A familiar scent swirled around me, captivating. Ooh, Jim. Jim. He was here, with me! Jim . . .
What is that smell?
Ugh. Nasty, disgusting scent. Unclean. Ew.
A jenglot! There was a jenglot coiling on Eyang Ida’s lap. Gross. Wait, what was Eyang Ida doing here? Where was I?
The Queen Jenglot raised her head, opened her mouth, and hissed at me, the black magic behind her flaring like demonic wings.
What? Outrageous. The nerve. Who did she think I was?
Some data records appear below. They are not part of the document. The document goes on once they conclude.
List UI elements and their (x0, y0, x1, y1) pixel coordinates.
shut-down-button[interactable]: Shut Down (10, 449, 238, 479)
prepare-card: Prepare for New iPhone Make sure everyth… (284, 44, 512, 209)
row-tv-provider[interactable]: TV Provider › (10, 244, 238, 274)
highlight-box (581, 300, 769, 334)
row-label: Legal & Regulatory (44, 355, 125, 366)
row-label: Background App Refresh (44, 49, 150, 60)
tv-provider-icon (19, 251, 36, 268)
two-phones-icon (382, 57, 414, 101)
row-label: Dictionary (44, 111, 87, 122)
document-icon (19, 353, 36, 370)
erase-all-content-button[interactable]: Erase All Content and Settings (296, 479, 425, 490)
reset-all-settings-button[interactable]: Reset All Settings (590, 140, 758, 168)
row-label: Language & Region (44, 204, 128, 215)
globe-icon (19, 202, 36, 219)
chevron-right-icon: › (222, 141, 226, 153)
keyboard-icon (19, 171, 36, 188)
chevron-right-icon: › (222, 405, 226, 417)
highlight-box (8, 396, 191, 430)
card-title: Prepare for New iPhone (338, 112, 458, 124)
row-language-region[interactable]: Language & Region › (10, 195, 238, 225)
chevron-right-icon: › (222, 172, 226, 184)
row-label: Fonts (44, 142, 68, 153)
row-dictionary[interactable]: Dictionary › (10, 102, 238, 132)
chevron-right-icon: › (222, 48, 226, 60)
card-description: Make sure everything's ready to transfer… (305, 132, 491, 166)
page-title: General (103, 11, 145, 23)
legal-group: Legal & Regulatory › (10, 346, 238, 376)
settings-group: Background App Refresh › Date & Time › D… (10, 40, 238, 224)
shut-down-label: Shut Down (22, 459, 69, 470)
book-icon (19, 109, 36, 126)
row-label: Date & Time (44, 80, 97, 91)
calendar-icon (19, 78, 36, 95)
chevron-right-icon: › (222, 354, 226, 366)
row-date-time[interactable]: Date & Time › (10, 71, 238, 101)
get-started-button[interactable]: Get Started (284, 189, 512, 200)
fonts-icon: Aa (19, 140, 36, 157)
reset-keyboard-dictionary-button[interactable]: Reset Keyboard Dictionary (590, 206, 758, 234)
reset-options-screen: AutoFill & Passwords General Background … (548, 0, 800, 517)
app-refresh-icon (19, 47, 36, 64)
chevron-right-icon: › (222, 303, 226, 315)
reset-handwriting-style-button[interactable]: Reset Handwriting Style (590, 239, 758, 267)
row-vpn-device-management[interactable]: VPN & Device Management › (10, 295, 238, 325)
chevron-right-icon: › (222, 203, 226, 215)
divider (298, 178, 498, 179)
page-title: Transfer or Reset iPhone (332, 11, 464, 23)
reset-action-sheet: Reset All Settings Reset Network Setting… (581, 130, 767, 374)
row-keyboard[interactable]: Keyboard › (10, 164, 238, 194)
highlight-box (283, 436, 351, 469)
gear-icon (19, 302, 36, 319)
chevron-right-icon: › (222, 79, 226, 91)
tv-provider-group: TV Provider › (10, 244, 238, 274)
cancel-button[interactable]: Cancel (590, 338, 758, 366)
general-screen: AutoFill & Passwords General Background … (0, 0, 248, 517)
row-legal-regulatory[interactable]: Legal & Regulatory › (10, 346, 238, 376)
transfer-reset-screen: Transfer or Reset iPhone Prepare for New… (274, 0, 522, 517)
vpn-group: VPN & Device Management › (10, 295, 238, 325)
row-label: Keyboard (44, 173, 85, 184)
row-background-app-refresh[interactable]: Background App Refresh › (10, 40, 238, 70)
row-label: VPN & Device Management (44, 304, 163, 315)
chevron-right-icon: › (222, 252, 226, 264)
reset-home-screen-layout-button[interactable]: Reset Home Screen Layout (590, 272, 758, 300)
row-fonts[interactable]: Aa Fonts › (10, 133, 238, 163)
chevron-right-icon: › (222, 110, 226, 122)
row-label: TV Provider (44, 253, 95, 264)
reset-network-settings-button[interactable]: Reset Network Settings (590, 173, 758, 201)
I stomped my huge white paw onto the ground and roared. The sound of my voice rolled like the toll of a giant’s gong, deafening, and my magic followed it like a blast wave. It touched the closest jenglot. The ugly creature hissed in panic, broke into pieces, as if instantly turned to ash, and disintegrated. All around me, jenglots vanished, breaking into ash and melting into thin air. The Queen Jenglot hissed, flailing. Its magic tried to fight me, but my roar swallowed it like a raging forest fire swallowed a puddle. The Queen vanished.
The disturbing stench disappeared. The woods exhaled, liberated of the evil taint, but Eyang Ida didn’t move. She was still bound. Not for long.
I padded to Eyang Ida on my big soft paws and curled by her feet, my left front paw on my right. Hold on. I will free you, too.
I faced Jim and let my magic spread from me. Flowers pushed through the moss at my feet, blooming into tiny yellow and white blossoms. A blue butterfly floated next to me, bouncing on soft wings. A white one joined it, then another and another . . .
Jim stared at me, his jaw hanging open.
My magic slid up the tree trunks. The oaks above us groaned, their branches moved, compelled by my power, and a ray of sunlight, pure and warm, fell on the old woman’s face. Eyang Ida took a deep breath and blinked.